2. La faible viabilité économique de la fracturation hydraulique
en Europe, conjuguée aux problèmes d’acceptation par le grand public,
devrait décourager l’exploitation des combustibles fossiles non conventionnels.
Cependant, la fracturation hydraulique étant autorisée dans certains
pays européens, une évaluation approfondie de sa faisabilité et
de ses implications reste une tâche urgente.
3. La lutte contre le changement climatique et la rareté des
ressources en eau est vitale pour la survie de l’humanité.

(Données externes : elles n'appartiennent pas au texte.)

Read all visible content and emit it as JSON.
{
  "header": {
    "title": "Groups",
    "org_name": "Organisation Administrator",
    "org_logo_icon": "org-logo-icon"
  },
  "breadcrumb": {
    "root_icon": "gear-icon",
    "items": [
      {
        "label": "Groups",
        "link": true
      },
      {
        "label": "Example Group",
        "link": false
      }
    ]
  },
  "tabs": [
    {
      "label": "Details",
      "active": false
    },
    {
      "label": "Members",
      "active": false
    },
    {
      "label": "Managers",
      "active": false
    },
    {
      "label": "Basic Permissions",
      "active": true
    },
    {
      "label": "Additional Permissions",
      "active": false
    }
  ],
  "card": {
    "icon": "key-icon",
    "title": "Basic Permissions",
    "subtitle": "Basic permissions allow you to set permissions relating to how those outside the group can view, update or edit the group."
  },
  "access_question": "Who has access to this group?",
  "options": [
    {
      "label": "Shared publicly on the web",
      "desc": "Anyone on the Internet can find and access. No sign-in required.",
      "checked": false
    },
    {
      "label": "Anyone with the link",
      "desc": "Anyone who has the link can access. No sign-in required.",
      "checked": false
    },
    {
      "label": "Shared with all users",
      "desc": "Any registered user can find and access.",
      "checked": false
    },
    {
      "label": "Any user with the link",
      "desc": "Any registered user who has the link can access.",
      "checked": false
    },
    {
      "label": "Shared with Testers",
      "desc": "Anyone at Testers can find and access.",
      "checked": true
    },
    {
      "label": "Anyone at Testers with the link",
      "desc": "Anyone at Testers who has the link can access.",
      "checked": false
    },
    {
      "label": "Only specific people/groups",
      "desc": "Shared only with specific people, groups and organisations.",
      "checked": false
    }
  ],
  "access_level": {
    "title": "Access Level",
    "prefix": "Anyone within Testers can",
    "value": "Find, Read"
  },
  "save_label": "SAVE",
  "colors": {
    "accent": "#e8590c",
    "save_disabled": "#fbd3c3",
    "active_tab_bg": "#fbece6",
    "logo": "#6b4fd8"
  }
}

En signant
l’Accord de Paris sur la lutte contre le changement climatique,
les Etats se sont engagés à maintenir la hausse de la température
mondiale en deçà de 2 °C par rapport aux niveaux de l'ère préindustrielle,
avec l’objectif d’une limitation à 1,5 °C. De ce fait, les Etats
ne devraient pas adopter de politiques énergétiques susceptibles
de faire obstacle à l’atteinte de cet objectif. L’Assemblée parlementaire soutient
fermement les efforts déployés par les Etats pour respecter leurs
obligations internationales dans ce domaine. La production d’hydrocarbures
non conventionnels est plus néfaste que le charbon du point de vue du
changement climatique et nécessitera une plus forte réduction de
la production de combustibles fossiles ailleurs. Les Etats membres
du Conseil de l’Europe devraient se concentrer sur le développement
de solutions durables.
4. Les producteurs de pétrole ont augmenté leur production en
réaction à l’exploitation du gaz de schiste aux Etats-Unis, ce qui
a entraîné une baisse des cours de pétrole et des retours sur investissement
dans les énergies renouvelables. Cependant, sachant que 75 % des
combustibles fossiles identifiés ne sont pas exploitables sans conséquences
catastrophiques pour le changement climatique, les Etats membres
devraient privilégier les investissements à long terme dans les
énergies renouvelables, indépendamment du prix du pétrole à court
terme.
5. Rappelant sa Résolution
1977 (2014) sur la diversification de l’énergie en tant
que contribution fondamentale au développement durable, l’Assemblée
recommande aux Etats membres de diversifier leurs approvisionnements
énergétiques et de favoriser l’utilisation de ressources énergétiques
plus propres et plus sûres en mettant l’accent sur les énergies
renouvelables, dont l’énergie solaire, éolienne, hydraulique, géothermique,
marémotrice et la biomasse. Dans leurs initiatives budgétaires et
la législation relative à l’aménagement du territoire, les Etats
membres devraient privilégier les énergies renouvelables et établir
en priorité des politiques visant à promouvoir l’utilisation efficace
des ressources et la réduction de la consommation énergétique. Les
Etats membres ont l’opportunité de prendre le leadership mondial
dans le secteur des technologies des énergies renouvelables et de
la coopération pour aider le monde en développement à accéder à
la croissance de manière durable en bénéficiant de sa juste part
d’énergie. Les Etats membres devraient encourager le transfert des
technologies liées aux énergies renouvelables aux pays en développement
afin d’éviter les effets liés au changement climatique. Cela pourrait
s’appliquer à l’extension des réseaux de forêts solaires en Europe
du Sud et en Afrique du Nord, ou concerner des technologies pionnières
de captage du carbone.
6. L’Assemblée est profondément préoccupée par les menaces que
font peser l’exploration et l’exploitation du gaz et du pétrole
de schiste sur l’environnement et la santé publique, notamment concernant
la contamination de l’eau, la dégradation de la qualité de l’air
et les risques environnementaux locaux. A la lumière des considérations
ci-dessus, l’Assemblée invite instamment les Etats membres à clarifier
et renforcer leur législation en la matière, y compris en interdisant
la fracturation au profit de solutions énergétiques plus propres.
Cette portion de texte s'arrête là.